These potent visual motifs oscillate steadily before morphing, or phasing, into something resembling synchronicity, at which point Phase Shifting Index starts to emanate a heady sense of euphoria and intoxication. As Shaw’s work proceeds towards climax, assorted bodies collude in opulent and harmonious throngs and the audience is met with a further encounter, a shared trip. Reaching its crescendo of dramatic action, Phase Shifting Index vibrates with a charged yet serene spiritual ferment. Typified by Shaw’s signature approach to datamosh visuals, the pulsating strobe-lit exhibition begins to respire deeply with choreographic contemporaneity. Following this moment of serenity, Phase Shifting Index begins to immediately burst, with torn pixels colliding across screens and disintegrating into a liquescent installation of psychedelia, before quickly fading into itself. There is a moment of pause, albeit devoid of resolution, before the cycle begins once again.
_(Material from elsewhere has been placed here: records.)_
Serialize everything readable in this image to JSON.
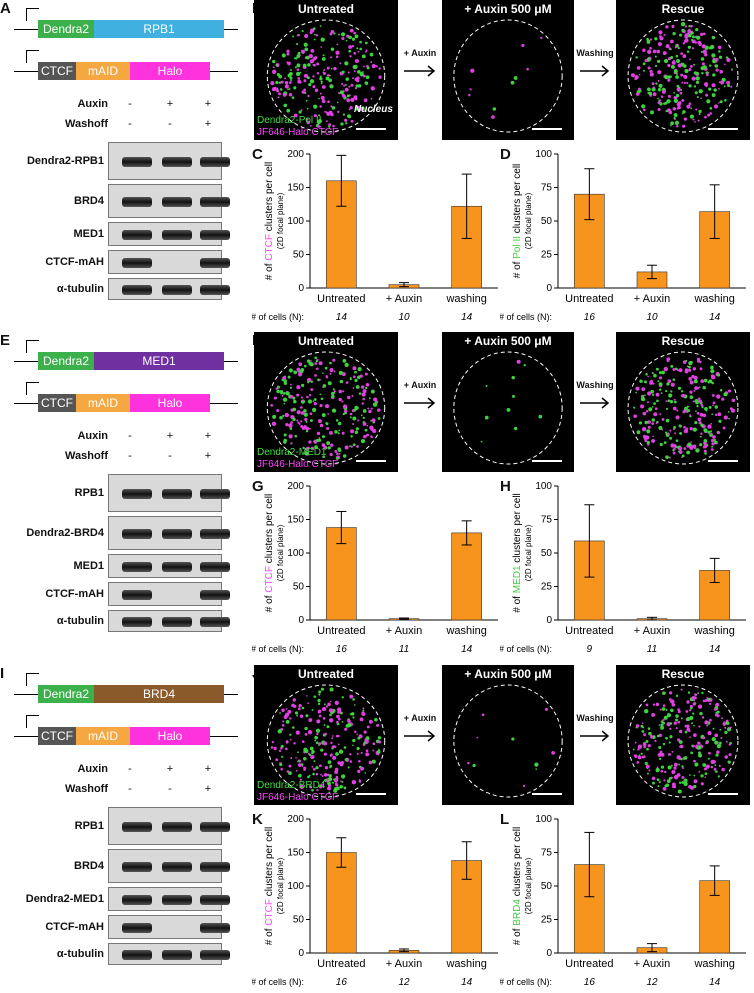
{
  "rows": [
    {
      "id": "row1",
      "labels": {
        "schematic": "A",
        "micro": "B",
        "chart1": "C",
        "chart2": "D"
      },
      "construct_top": [
        "Dendra2",
        "RPB1"
      ],
      "construct_top_colors": [
        "#3cb04a",
        "#3fb0e0"
      ],
      "construct_bottom": [
        "CTCF",
        "mAID",
        "Halo"
      ],
      "conditions": {
        "auxin_label": "Auxin",
        "washoff_label": "Washoff",
        "auxin": [
          "-",
          "+",
          "+"
        ],
        "washoff": [
          "-",
          "-",
          "+"
        ]
      },
      "blots": [
        "Dendra2-RPB1",
        "BRD4",
        "MED1",
        "CTCF-mAH",
        "α-tubulin"
      ],
      "micro_titles": [
        "Untreated",
        "+ Auxin 500 μM",
        "Rescue"
      ],
      "arrow_labels": [
        "+ Auxin",
        "Washing"
      ],
      "nucleus_label": "Nucleus",
      "legend_green": "Dendra2-Pol II",
      "legend_magenta": "JF646-Halo CTCF"
    },
    {
      "id": "row2",
      "labels": {
        "schematic": "E",
        "micro": "F",
        "chart1": "G",
        "chart2": "H"
      },
      "construct_top": [
        "Dendra2",
        "MED1"
      ],
      "construct_top_colors": [
        "#3cb04a",
        "#7030a0"
      ],
      "construct_bottom": [
        "CTCF",
        "mAID",
        "Halo"
      ],
      "conditions": {
        "auxin_label": "Auxin",
        "washoff_label": "Washoff",
        "auxin": [
          "-",
          "+",
          "+"
        ],
        "washoff": [
          "-",
          "-",
          "+"
        ]
      },
      "blots": [
        "RPB1",
        "Dendra2-BRD4",
        "MED1",
        "CTCF-mAH",
        "α-tubulin"
      ],
      "micro_titles": [
        "Untreated",
        "+ Auxin 500 μM",
        "Rescue"
      ],
      "arrow_labels": [
        "+ Auxin",
        "Washing"
      ],
      "nucleus_label": "",
      "legend_green": "Dendra2-MED1",
      "legend_magenta": "JF646-Halo CTCF"
    },
    {
      "id": "row3",
      "labels": {
        "schematic": "I",
        "micro": "J",
        "chart1": "K",
        "chart2": "L"
      },
      "construct_top": [
        "Dendra2",
        "BRD4"
      ],
      "construct_top_colors": [
        "#3cb04a",
        "#8b5a2b"
      ],
      "construct_bottom": [
        "CTCF",
        "mAID",
        "Halo"
      ],
      "conditions": {
        "auxin_label": "Auxin",
        "washoff_label": "Washoff",
        "auxin": [
          "-",
          "+",
          "+"
        ],
        "washoff": [
          "-",
          "-",
          "+"
        ]
      },
      "blots": [
        "RPB1",
        "BRD4",
        "Dendra2-MED1",
        "CTCF-mAH",
        "α-tubulin"
      ],
      "micro_titles": [
        "Untreated",
        "+ Auxin 500 μM",
        "Rescue"
      ],
      "arrow_labels": [
        "+ Auxin",
        "Washing"
      ],
      "nucleus_label": "",
      "legend_green": "Dendra2-BRD4",
      "legend_magenta": "JF646-Halo CTCF"
    }
  ],
  "colors": {
    "bar": "#f7941d",
    "ctcf": "#ff44ff",
    "green": "#44cc44",
    "ctcf_box": "#555555",
    "maid_box": "#f5a742",
    "halo_box": "#ff33dd"
  },
  "chart_data": [
    {
      "type": "bar",
      "panel": "C",
      "categories": [
        "Untreated",
        "+ Auxin",
        "washing"
      ],
      "values": [
        160,
        5,
        122
      ],
      "errors": [
        38,
        3,
        48
      ],
      "ylim": [
        0,
        200
      ],
      "yticks": [
        0,
        50,
        100,
        150,
        200
      ],
      "ylabel_prefix": "# of ",
      "ylabel_highlight": "CTCF",
      "ylabel_suffix": " clusters per cell",
      "ylabel_sub": "(2D focal plane)",
      "ncells_label": "# of cells (N):",
      "ncells": [
        "14",
        "10",
        "14"
      ]
    },
    {
      "type": "bar",
      "panel": "D",
      "categories": [
        "Untreated",
        "+ Auxin",
        "washing"
      ],
      "values": [
        70,
        12,
        57
      ],
      "errors": [
        19,
        5,
        20
      ],
      "ylim": [
        0,
        100
      ],
      "yticks": [
        0,
        25,
        50,
        75,
        100
      ],
      "ylabel_prefix": "# of ",
      "ylabel_highlight": "Pol II",
      "ylabel_suffix": " clusters per cell",
      "ylabel_sub": "(2D focal plane)",
      "ncells_label": "# of cells (N):",
      "ncells": [
        "16",
        "10",
        "14"
      ]
    },
    {
      "type": "bar",
      "panel": "G",
      "categories": [
        "Untreated",
        "+ Auxin",
        "washing"
      ],
      "values": [
        138,
        2,
        130
      ],
      "errors": [
        24,
        1,
        18
      ],
      "ylim": [
        0,
        200
      ],
      "yticks": [
        0,
        50,
        100,
        150,
        200
      ],
      "ylabel_prefix": "# of ",
      "ylabel_highlight": "CTCF",
      "ylabel_suffix": " clusters per cell",
      "ylabel_sub": "(2D focal plane)",
      "ncells_label": "# of cells (N):",
      "ncells": [
        "16",
        "11",
        "14"
      ]
    },
    {
      "type": "bar",
      "panel": "H",
      "categories": [
        "Untreated",
        "+ Auxin",
        "washing"
      ],
      "values": [
        59,
        1,
        37
      ],
      "errors": [
        27,
        1,
        9
      ],
      "ylim": [
        0,
        100
      ],
      "yticks": [
        0,
        25,
        50,
        75,
        100
      ],
      "ylabel_prefix": "# of ",
      "ylabel_highlight": "MED1",
      "ylabel_suffix": " clusters per cell",
      "ylabel_sub": "(2D focal plane)",
      "ncells_label": "# of cells (N):",
      "ncells": [
        "9",
        "11",
        "14"
      ]
    },
    {
      "type": "bar",
      "panel": "K",
      "categories": [
        "Untreated",
        "+ Auxin",
        "washing"
      ],
      "values": [
        150,
        4,
        138
      ],
      "errors": [
        22,
        2,
        28
      ],
      "ylim": [
        0,
        200
      ],
      "yticks": [
        0,
        50,
        100,
        150,
        200
      ],
      "ylabel_prefix": "# of ",
      "ylabel_highlight": "CTCF",
      "ylabel_suffix": " clusters per cell",
      "ylabel_sub": "(2D focal plane)",
      "ncells_label": "# of cells (N):",
      "ncells": [
        "16",
        "12",
        "14"
      ]
    },
    {
      "type": "bar",
      "panel": "L",
      "categories": [
        "Untreated",
        "+ Auxin",
        "washing"
      ],
      "values": [
        66,
        4,
        54
      ],
      "errors": [
        24,
        3,
        11
      ],
      "ylim": [
        0,
        100
      ],
      "yticks": [
        0,
        25,
        50,
        75,
        100
      ],
      "ylabel_prefix": "# of ",
      "ylabel_highlight": "BRD4",
      "ylabel_suffix": " clusters per cell",
      "ylabel_sub": "(2D focal plane)",
      "ncells_label": "# of cells (N):",
      "ncells": [
        "16",
        "12",
        "14"
      ]
    }
  ]
}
Yarran Gatsby, nipaluna/Hobart

Curated by Jarrod Rawlins, ‘Phase Shifting Index’ is currently on view at the Museum of Old and New Art alongside ‘Exodust – Crying Country’, a collaborative project by Fiona Hall and A. J. King (curated by Jane Clark and Jarrod Rawlins), and ‘Within an utterance’ by Robert Andrew (curated by Emma Pike). All exhibitions are on display until 17 October 2022.